ARTIST’S STATEMENT: Christopher Broughton
Les rues de Paris: A constant watchman looking past what is seen but anticipating what is about to be revealed. The work cogitates the mise en scène of the street juxtaposed with the unscripted narratives of humanity. Charles Nègre was the first to bring the camera to the streets, specifically Paris France in 1851. Following within the pure roots of tradition and unnoticed observations, Les rues de Paris focuses on the multitudes of independent humanistic narratives interacting within layers of time. The camera’s invasive and subjective nature begins within the frame and its ability to include or exclude. Its subjectivity ends there. Human interactions individually spontaneous and overlaid with time, allow true visual metaphors to be observed ever so briefly.

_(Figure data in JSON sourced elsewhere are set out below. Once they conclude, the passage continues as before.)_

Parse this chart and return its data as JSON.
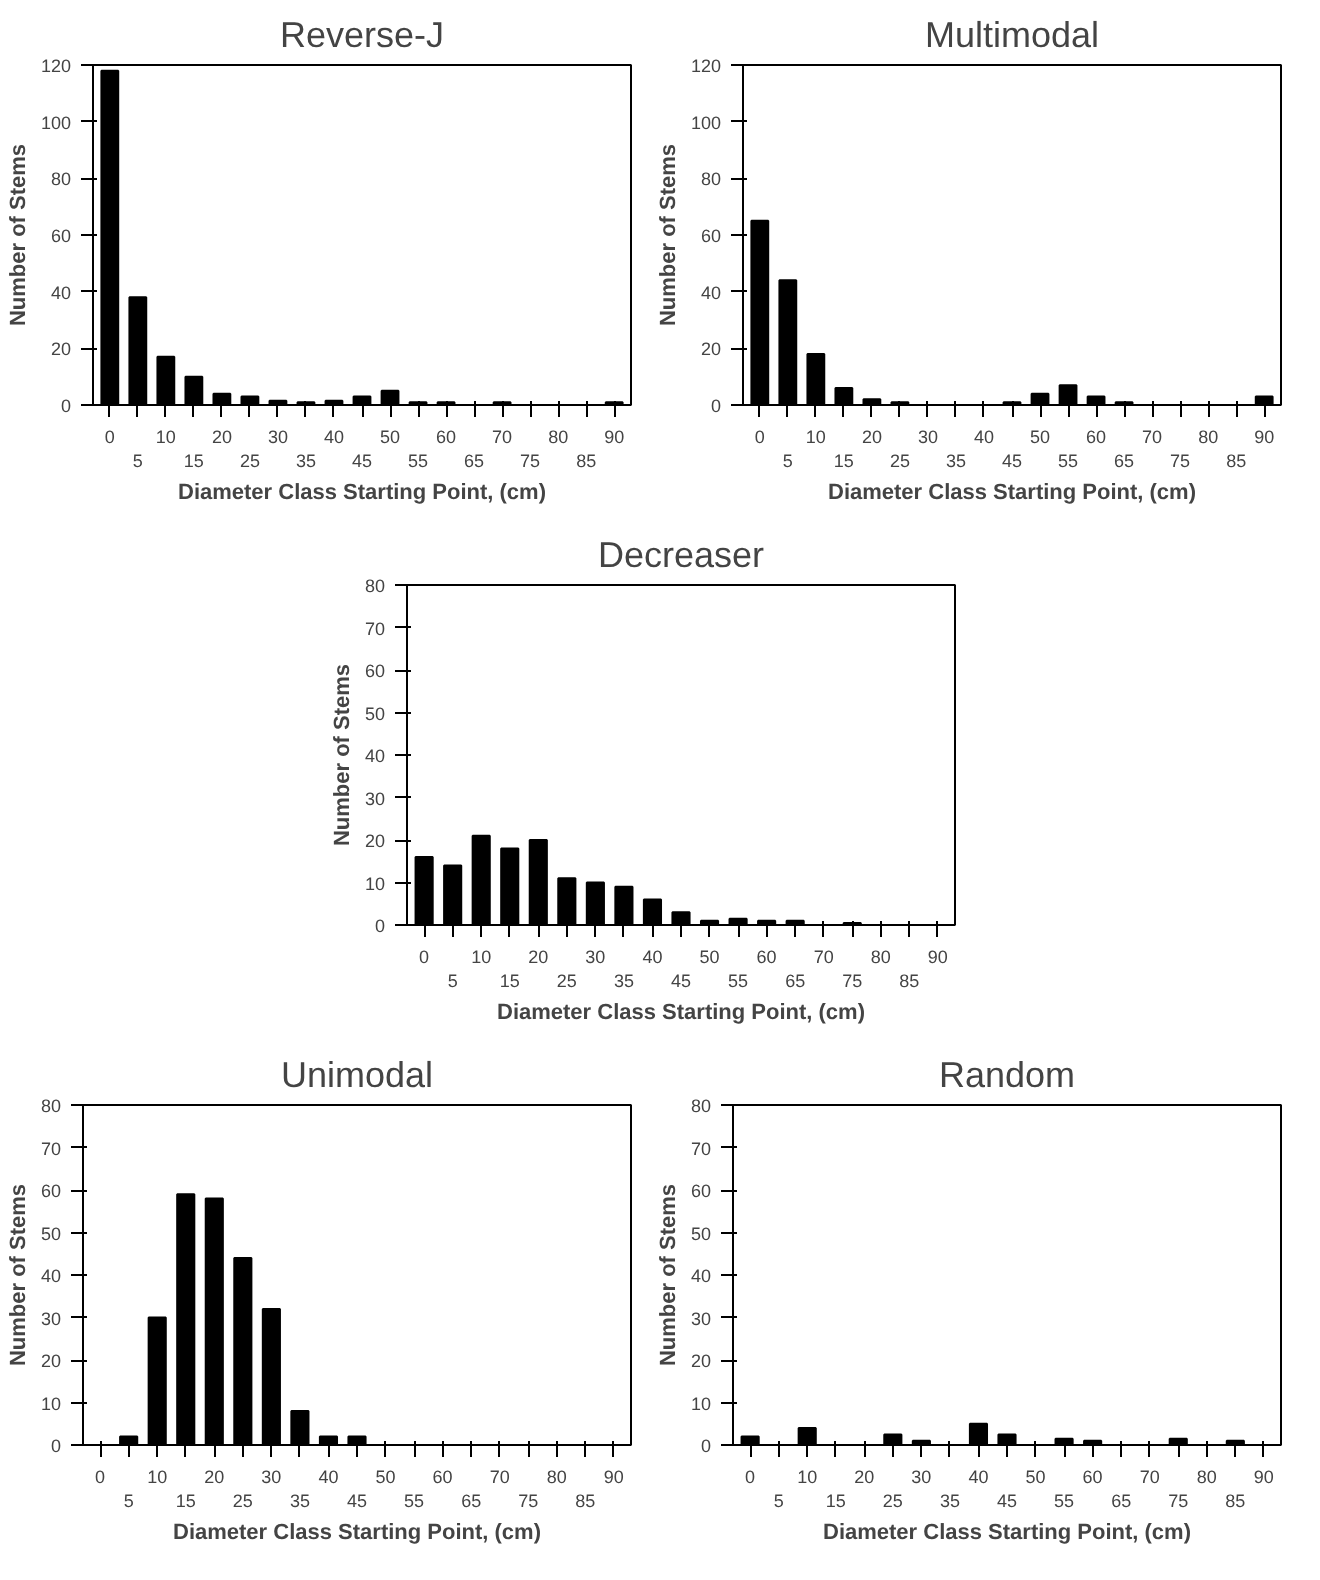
{
  "chart_data": [
    {
      "type": "bar",
      "title": "Reverse-J",
      "xlabel": "Diameter Class Starting Point, (cm)",
      "ylabel": "Number of Stems",
      "categories": [
        "0",
        "5",
        "10",
        "15",
        "20",
        "25",
        "30",
        "35",
        "40",
        "45",
        "50",
        "55",
        "60",
        "65",
        "70",
        "75",
        "80",
        "85",
        "90"
      ],
      "values": [
        118,
        38,
        17,
        10,
        4,
        3,
        1.5,
        1,
        1.5,
        3,
        5,
        1,
        1,
        0,
        1,
        0,
        0,
        0,
        1
      ],
      "color": "#000000",
      "ylim": [
        0,
        120
      ],
      "yticks": [
        0,
        20,
        40,
        60,
        80,
        100,
        120
      ],
      "grid": false
    },
    {
      "type": "bar",
      "title": "Multimodal",
      "xlabel": "Diameter Class Starting Point, (cm)",
      "ylabel": "Number of Stems",
      "categories": [
        "0",
        "5",
        "10",
        "15",
        "20",
        "25",
        "30",
        "35",
        "40",
        "45",
        "50",
        "55",
        "60",
        "65",
        "70",
        "75",
        "80",
        "85",
        "90"
      ],
      "values": [
        65,
        44,
        18,
        6,
        2,
        1,
        0,
        0,
        0,
        1,
        4,
        7,
        3,
        1,
        0,
        0,
        0,
        0,
        3
      ],
      "color": "#000000",
      "ylim": [
        0,
        120
      ],
      "yticks": [
        0,
        20,
        40,
        60,
        80,
        100,
        120
      ],
      "grid": false
    },
    {
      "type": "bar",
      "title": "Decreaser",
      "xlabel": "Diameter Class Starting Point, (cm)",
      "ylabel": "Number of Stems",
      "categories": [
        "0",
        "5",
        "10",
        "15",
        "20",
        "25",
        "30",
        "35",
        "40",
        "45",
        "50",
        "55",
        "60",
        "65",
        "70",
        "75",
        "80",
        "85",
        "90"
      ],
      "values": [
        16,
        14,
        21,
        18,
        20,
        11,
        10,
        9,
        6,
        3,
        1,
        1.5,
        1,
        1,
        0,
        0.5,
        0,
        0,
        0
      ],
      "color": "#000000",
      "ylim": [
        0,
        80
      ],
      "yticks": [
        0,
        10,
        20,
        30,
        40,
        50,
        60,
        70,
        80
      ],
      "grid": false
    },
    {
      "type": "bar",
      "title": "Unimodal",
      "xlabel": "Diameter Class Starting Point, (cm)",
      "ylabel": "Number of Stems",
      "categories": [
        "0",
        "5",
        "10",
        "15",
        "20",
        "25",
        "30",
        "35",
        "40",
        "45",
        "50",
        "55",
        "60",
        "65",
        "70",
        "75",
        "80",
        "85",
        "90"
      ],
      "values": [
        0,
        2,
        30,
        59,
        58,
        44,
        32,
        8,
        2,
        2,
        0,
        0,
        0,
        0,
        0,
        0,
        0,
        0,
        0
      ],
      "color": "#000000",
      "ylim": [
        0,
        80
      ],
      "yticks": [
        0,
        10,
        20,
        30,
        40,
        50,
        60,
        70,
        80
      ],
      "grid": false
    },
    {
      "type": "bar",
      "title": "Random",
      "xlabel": "Diameter Class Starting Point, (cm)",
      "ylabel": "Number of Stems",
      "categories": [
        "0",
        "5",
        "10",
        "15",
        "20",
        "25",
        "30",
        "35",
        "40",
        "45",
        "50",
        "55",
        "60",
        "65",
        "70",
        "75",
        "80",
        "85",
        "90"
      ],
      "values": [
        2,
        0,
        4,
        0,
        0,
        2.5,
        1,
        0,
        5,
        2.5,
        0,
        1.5,
        1,
        0,
        0,
        1.5,
        0,
        1,
        0
      ],
      "color": "#000000",
      "ylim": [
        0,
        80
      ],
      "yticks": [
        0,
        10,
        20,
        30,
        40,
        50,
        60,
        70,
        80
      ],
      "grid": false
    }
  ]
}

ARTIST’S STATEMENT: David Isakson
I am a small time operator. I find meaning in the contrast between opposites. My work is an effort to balance mind and body. I use technology against itself. I bring into question modern technology, as a point of reference. I bring antiquated technology, telephone parts, stereoscope viewers, antique drills, violins, piano parts, and animal bones, ad infinitum into a flux where the humor of the combination of materials begins to create, ex machina, meaning in and of itself. My name is David Isakson. I weld and join materials to make humorous deconstructions out of everyday objects. My art is an outsider deconstruction that blurs the distinction between the inside and outside world, thought and feeling.
ARTIST’S STATEMENT: Larry Janss
As a youngster, I was surrounded by the works of many of the finest working artists of the day, my father having been a consummate collector of modern art. Wherever I looked, my gaze fell upon one sublimely beautiful, provocative artwork or another.
Later, when I was seventeen years old, I was brazenly bribed by my father. The deal he forced on me was that if I’d get my abysmal school grades up, he’d treat me to a summer photographic workshop with the acclaimed master, Ansel Adams, my then (and current) artistic hero. Thus, from my adolescent emersion in the great paintings and my teenage submersion in the study of the great photographs, my time and purpose in the world was predestined.
My recent experimenting in assemblage/constructive sculpture has surprised me and I’m rapidly falling under its spell. I am surprised and amused to I find that I am drawn to iconic religious themes in my assemblages – Catholic, Buddhist, Hindi, Judaic. When asked to list my religious preferences, I tick off “other”, though I admit that I most resonate with Buddhism and Judaism, as they are the gentlest of the great “isms” of ascendant thought.
The older and more “mature” I’m getting, the more willing I’m finding myself to simply chase my art wherever it takes me.